Let’s have the following features in the revised ggplot plot:
a title and a subtitle, explaining the purpose and meaning of the plot
a caption that shows where the plot can be later found (for further inspection)
removal of the redundant x-axis label (it’s obvious we are looking at months)
an improved y-axis label and values formatted as currency values
points sized by the number of users in the grouping
a somewhat more minimal theme
We can make this all possible. The labs() function makes it easy to set the title, the subtitle, and the caption. Here we make the title describe what’s in the plot in general terms (Comparison of IAP Spend by Campaign Type in 2015") and the subtitle will have more specific information ("Aggregate of IAP spend per day (on active days) by campaign type.").

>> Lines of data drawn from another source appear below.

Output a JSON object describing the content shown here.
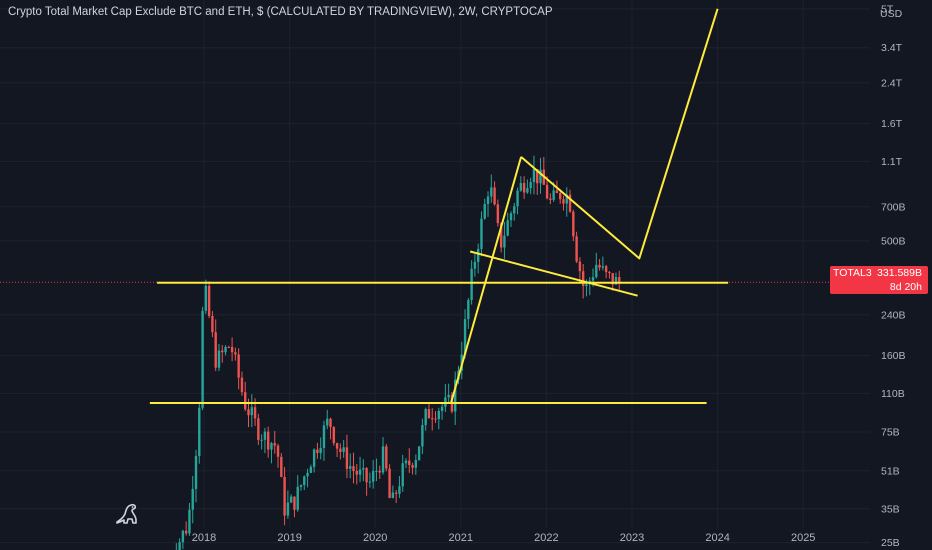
{
  "title": "Crypto Total Market Cap Exclude BTC and ETH, $ (CALCULATED BY TRADINGVIEW), 2W, CRYPTOCAP",
  "currency_label": "USD",
  "y_ticks": [
    "5T",
    "3.4T",
    "2.4T",
    "1.6T",
    "1.1T",
    "700B",
    "500B",
    "240B",
    "160B",
    "110B",
    "75B",
    "51B",
    "35B",
    "25B"
  ],
  "x_ticks": [
    "2018",
    "2019",
    "2020",
    "2021",
    "2022",
    "2023",
    "2024",
    "2025"
  ],
  "price_tag": {
    "symbol": "TOTAL3",
    "value": "331.589B",
    "countdown": "8d 20h"
  },
  "colors": {
    "background": "#131722",
    "up": "#26a69a",
    "down": "#ef5350",
    "drawing": "#ffeb3b",
    "price_line": "#f23645",
    "grid": "#1e222d",
    "axis_text": "#b2b5be"
  },
  "chart_data": {
    "type": "candlestick",
    "title": "Crypto Total Market Cap Exclude BTC and ETH, $ (CALCULATED BY TRADINGVIEW), 2W, CRYPTOCAP",
    "interval": "2W",
    "y_scale": "log",
    "y_unit": "USD",
    "last_value": "331.589B",
    "x_range": [
      "2017-06",
      "2025-09"
    ],
    "y_range_usd": [
      20000000000,
      6000000000000
    ],
    "price_anchors": [
      [
        "2017-08-01",
        20000000000.0
      ],
      [
        "2017-11-01",
        30000000000.0
      ],
      [
        "2017-12-15",
        80000000000.0
      ],
      [
        "2018-01-07",
        330000000000.0
      ],
      [
        "2018-03-01",
        150000000000.0
      ],
      [
        "2018-05-01",
        180000000000.0
      ],
      [
        "2018-07-01",
        100000000000.0
      ],
      [
        "2018-09-01",
        75000000000.0
      ],
      [
        "2018-11-15",
        65000000000.0
      ],
      [
        "2018-12-15",
        35000000000.0
      ],
      [
        "2019-02-01",
        38000000000.0
      ],
      [
        "2019-04-01",
        55000000000.0
      ],
      [
        "2019-06-25",
        85000000000.0
      ],
      [
        "2019-08-01",
        65000000000.0
      ],
      [
        "2019-10-01",
        52000000000.0
      ],
      [
        "2019-12-15",
        45000000000.0
      ],
      [
        "2020-02-15",
        60000000000.0
      ],
      [
        "2020-03-15",
        35000000000.0
      ],
      [
        "2020-05-01",
        50000000000.0
      ],
      [
        "2020-07-01",
        60000000000.0
      ],
      [
        "2020-08-15",
        90000000000.0
      ],
      [
        "2020-10-01",
        95000000000.0
      ],
      [
        "2020-12-01",
        100000000000.0
      ],
      [
        "2021-01-15",
        180000000000.0
      ],
      [
        "2021-03-01",
        380000000000.0
      ],
      [
        "2021-05-10",
        900000000000.0
      ],
      [
        "2021-06-25",
        480000000000.0
      ],
      [
        "2021-08-01",
        620000000000.0
      ],
      [
        "2021-09-10",
        830000000000.0
      ],
      [
        "2021-11-10",
        1000000000000.0
      ],
      [
        "2021-12-20",
        900000000000.0
      ],
      [
        "2022-01-25",
        730000000000.0
      ],
      [
        "2022-03-10",
        800000000000.0
      ],
      [
        "2022-04-15",
        780000000000.0
      ],
      [
        "2022-05-15",
        450000000000.0
      ],
      [
        "2022-06-20",
        300000000000.0
      ],
      [
        "2022-08-10",
        400000000000.0
      ],
      [
        "2022-09-20",
        350000000000.0
      ],
      [
        "2022-11-05",
        331589000000.0
      ]
    ],
    "drawings": [
      {
        "type": "horizontal_line",
        "value_usd": 330000000000.0,
        "from": "2017-06-15",
        "to": "2024-02-15"
      },
      {
        "type": "horizontal_line",
        "value_usd": 100000000000.0,
        "from": "2017-05-15",
        "to": "2023-11-15"
      },
      {
        "type": "trend_line",
        "points": [
          [
            "2020-11-20",
            100000000000.0
          ],
          [
            "2021-09-15",
            1150000000000.0
          ]
        ]
      },
      {
        "type": "trend_line",
        "points": [
          [
            "2021-09-15",
            1150000000000.0
          ],
          [
            "2023-02-01",
            420000000000.0
          ],
          [
            "2024-01-01",
            5000000000000.0
          ]
        ]
      },
      {
        "type": "trend_line",
        "points": [
          [
            "2021-02-10",
            450000000000.0
          ],
          [
            "2023-01-25",
            290000000000.0
          ]
        ]
      }
    ]
  }
}
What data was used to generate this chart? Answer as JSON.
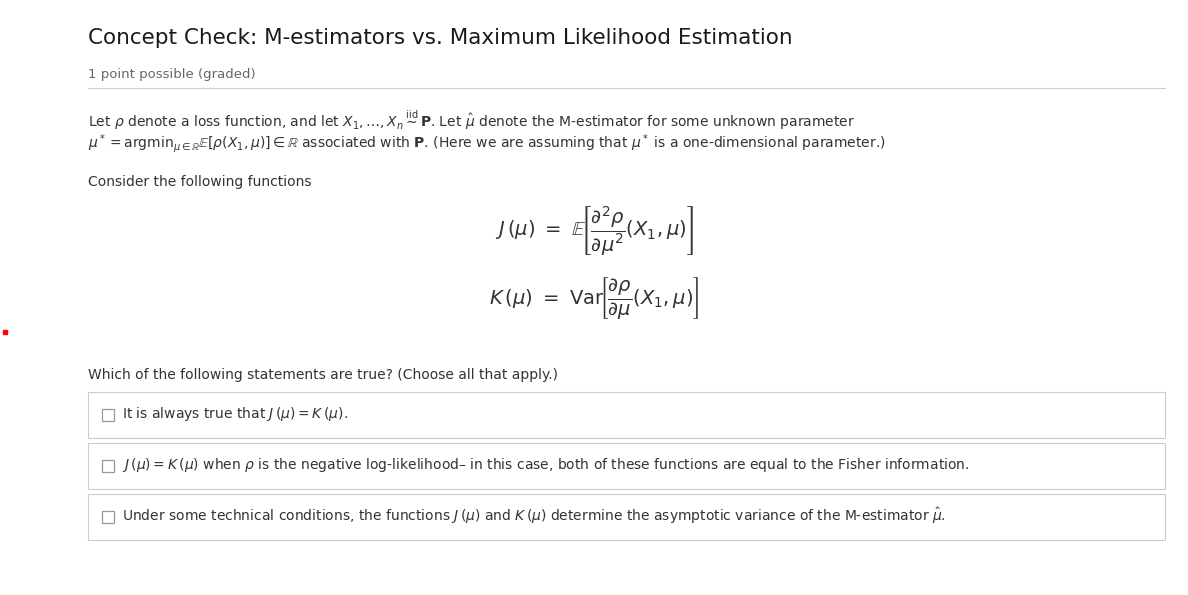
{
  "title": "Concept Check: M-estimators vs. Maximum Likelihood Estimation",
  "subtitle": "1 point possible (graded)",
  "bg_color": "#ffffff",
  "text_color": "#333333",
  "gray_text": "#666666",
  "line_color": "#cccccc",
  "box_bg": "#ffffff",
  "para_line1": "Let $\\rho$ denote a loss function, and let $X_1, \\ldots, X_n \\overset{\\mathrm{iid}}{\\sim} \\mathbf{P}$. Let $\\hat{\\mu}$ denote the M-estimator for some unknown parameter",
  "para_line2": "$\\mu^* = \\mathrm{argmin}_{\\mu \\in \\mathbb{R}}\\mathbb{E}[\\rho(X_1,\\mu)] \\in \\mathbb{R}$ associated with $\\mathbf{P}$. (Here we are assuming that $\\mu^*$ is a one-dimensional parameter.)",
  "consider_text": "Consider the following functions",
  "which_text": "Which of the following statements are true? (Choose all that apply.)",
  "option1": "It is always true that $J\\,(\\mu) = K\\,(\\mu)$.",
  "option2": "$J\\,(\\mu) = K\\,(\\mu)$ when $\\rho$ is the negative log-likelihood– in this case, both of these functions are equal to the Fisher information.",
  "option3": "Under some technical conditions, the functions $J\\,(\\mu)$ and $K\\,(\\mu)$ determine the asymptotic variance of the M-estimator $\\hat{\\mu}$."
}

You could even add in some statements that summarize the key findings in the subtitle. By using x = NULL in labs(), we effectively remove the x-axis label (which is not really needed here). The y-axis label is also given text that is specific and informative. With the \n used in the y argument, we can add in a line break since the label text is quite long.
The number of users per group is available in the users_daily_summary_by_acquisition_month table and we can visualize these values by including the n_users variable in the size aesthetic. A legend will be added to help readers get a sense of how many users occupy each group. Speaking of legends, we have one for the acquisition variable. If we’re not happy with the naming of the groups (since they’ll appear in the legend), we could use mutate() with an ifelse() statement and rename specific groups. Here, we’ve elected to rename "other_campaign" to "other" so that less room is taken up by the legend.
ggplot(users_daily_summary_by_acquisition_month|>mutate(acquisition =ifelse(acquisition=="other_campaign", "other", acquisition)),aes(x =month, y =mean_rev_iap_day, color =acquisition, size =n_users))+geom_point()+scale_y_continuous(labels =scales::dollar_format())+labs( title ="Comparison of IAP Spend by Campaign Type in 2015", subtitle ="Aggregate of IAP spend per day (on active days) by campaign type.", caption ="Plot available in the weekly report as 'iap_by_acquisition_month'.", x =NULL, y ="Monthly Averaged Mean Daily\nRevenue from IAP Spend")+theme_minimal()
We did quite a few things to make the plot better to share with others. Because this plot contains more information encoded in its aesthetics, it makes it easier to explain to other people during presentations or meetings. Further to this, the plot would be easier to understand even if the author is not available to explain it.